I know from umpteen paperback apologetics that Spiritus in Latin and Pneuma in Greek and Ruadh in Hebrew all signify breath of some sort, the oxygenating impetus that aerates biochemical life; and I’m told too that the gender of the noun varies in the different declinative languages. That would be typical of the Holy Ghost’s habitual devilment, as is the secondary meaning of Spirit, still preserved – or marinated, you might argue, in modern English – as the polite term for intoxicating liquor.
I say this because my own occasional experience of conventional contemplativeness has always and everywhere been bound up with, well, windlessness, the irreverent reverse of venting; which is, of course, an uncommon phenomenon among the island people of a North Atlantic outpost that is blown and battered on a Beaufort scale from Malin Head to Mizen Head. We are, in fact, little italics in a live-stream force-field, crouched like question marks against a horizontal adversary. We are all versus or vis-à-vis and never just via; which may be why the blessed, beatific moments that I’ve somehow survived half-a-dozen times in a total life-span reverberate within me as a standstill, a becalming I could not endure for longer than the sharpest periods of serenity. Physical stillness of that order is simply too distressing. It is, if you will, too Mediterranean.

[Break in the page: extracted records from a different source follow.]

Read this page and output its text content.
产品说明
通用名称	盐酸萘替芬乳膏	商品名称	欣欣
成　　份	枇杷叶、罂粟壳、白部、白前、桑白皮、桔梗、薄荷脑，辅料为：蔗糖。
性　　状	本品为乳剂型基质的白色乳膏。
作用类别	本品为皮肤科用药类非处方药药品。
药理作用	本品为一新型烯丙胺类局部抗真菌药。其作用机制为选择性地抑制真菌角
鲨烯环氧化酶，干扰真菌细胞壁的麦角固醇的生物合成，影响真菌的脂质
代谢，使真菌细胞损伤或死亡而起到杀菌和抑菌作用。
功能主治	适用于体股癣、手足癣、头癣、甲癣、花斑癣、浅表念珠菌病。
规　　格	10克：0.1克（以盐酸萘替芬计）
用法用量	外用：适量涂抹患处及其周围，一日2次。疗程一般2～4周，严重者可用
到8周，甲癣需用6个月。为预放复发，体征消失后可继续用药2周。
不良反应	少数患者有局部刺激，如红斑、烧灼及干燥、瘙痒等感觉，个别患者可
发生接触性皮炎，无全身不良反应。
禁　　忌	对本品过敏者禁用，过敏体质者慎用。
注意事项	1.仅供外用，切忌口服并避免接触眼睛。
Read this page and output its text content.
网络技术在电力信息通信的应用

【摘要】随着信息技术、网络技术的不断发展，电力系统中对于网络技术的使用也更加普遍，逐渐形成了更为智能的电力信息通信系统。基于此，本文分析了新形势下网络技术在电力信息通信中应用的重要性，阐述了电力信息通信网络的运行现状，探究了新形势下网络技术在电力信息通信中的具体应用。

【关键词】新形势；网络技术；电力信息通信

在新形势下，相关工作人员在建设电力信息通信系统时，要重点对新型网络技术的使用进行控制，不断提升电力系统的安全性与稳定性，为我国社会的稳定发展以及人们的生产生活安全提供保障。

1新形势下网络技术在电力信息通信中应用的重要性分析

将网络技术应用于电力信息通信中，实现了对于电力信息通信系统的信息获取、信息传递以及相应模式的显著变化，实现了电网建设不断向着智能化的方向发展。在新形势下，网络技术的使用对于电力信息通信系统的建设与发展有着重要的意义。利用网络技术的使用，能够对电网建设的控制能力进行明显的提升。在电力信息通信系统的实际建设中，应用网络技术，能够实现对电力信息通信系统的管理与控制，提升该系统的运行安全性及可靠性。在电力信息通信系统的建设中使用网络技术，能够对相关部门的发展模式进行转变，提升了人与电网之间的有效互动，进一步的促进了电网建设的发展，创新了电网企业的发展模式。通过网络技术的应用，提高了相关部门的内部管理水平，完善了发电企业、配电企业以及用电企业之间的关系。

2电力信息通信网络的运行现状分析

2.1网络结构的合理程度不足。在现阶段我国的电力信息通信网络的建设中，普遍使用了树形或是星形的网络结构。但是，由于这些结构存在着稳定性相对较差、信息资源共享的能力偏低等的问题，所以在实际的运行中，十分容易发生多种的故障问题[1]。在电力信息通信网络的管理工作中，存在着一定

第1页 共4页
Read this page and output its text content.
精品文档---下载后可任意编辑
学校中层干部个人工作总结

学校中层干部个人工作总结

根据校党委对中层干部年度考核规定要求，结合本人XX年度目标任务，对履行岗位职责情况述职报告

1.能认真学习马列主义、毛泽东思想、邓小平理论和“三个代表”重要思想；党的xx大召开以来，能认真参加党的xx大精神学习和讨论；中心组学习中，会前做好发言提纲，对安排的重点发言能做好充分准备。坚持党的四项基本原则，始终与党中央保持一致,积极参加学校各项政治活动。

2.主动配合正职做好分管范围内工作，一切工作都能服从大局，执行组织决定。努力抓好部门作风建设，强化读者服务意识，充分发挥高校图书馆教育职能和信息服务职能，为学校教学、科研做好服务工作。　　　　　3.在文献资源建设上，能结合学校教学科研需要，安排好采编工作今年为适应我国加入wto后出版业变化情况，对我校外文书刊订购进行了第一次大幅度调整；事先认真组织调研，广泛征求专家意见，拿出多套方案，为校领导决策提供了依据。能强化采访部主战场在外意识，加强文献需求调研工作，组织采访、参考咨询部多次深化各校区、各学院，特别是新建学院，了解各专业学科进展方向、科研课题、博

Come to that, many such moments actually occurred in those southern latitudes. There was a boy, who might have been me or a quite different person with the same Christian name, who spent eighty-two days and eighty one nights with a strange family in a part of Provence where his future teacher lived, a scripture scholar whose own name would later become an adjective in English. At midday, while the strange family slept for almost three hours indoors through the high, hypnotic shrieking of cicadas, the boy would sit under a fruit-tree in a field, and stay there, utterly still, at the intersection of a happiness and a homesickness that was unlike anything he had ever named, while tiny, translucent lizards fled and then froze among the root-work. One of them perched on the strap of his sandal for a second, and scrutinized the sky, as if at lizard devotion. The boy could see his internal organs palpitate through the transparent flex of his olive-green fuselage.
This was midday, but not midway. This was there, the true Mediterranean. This was here, the centre of the earth.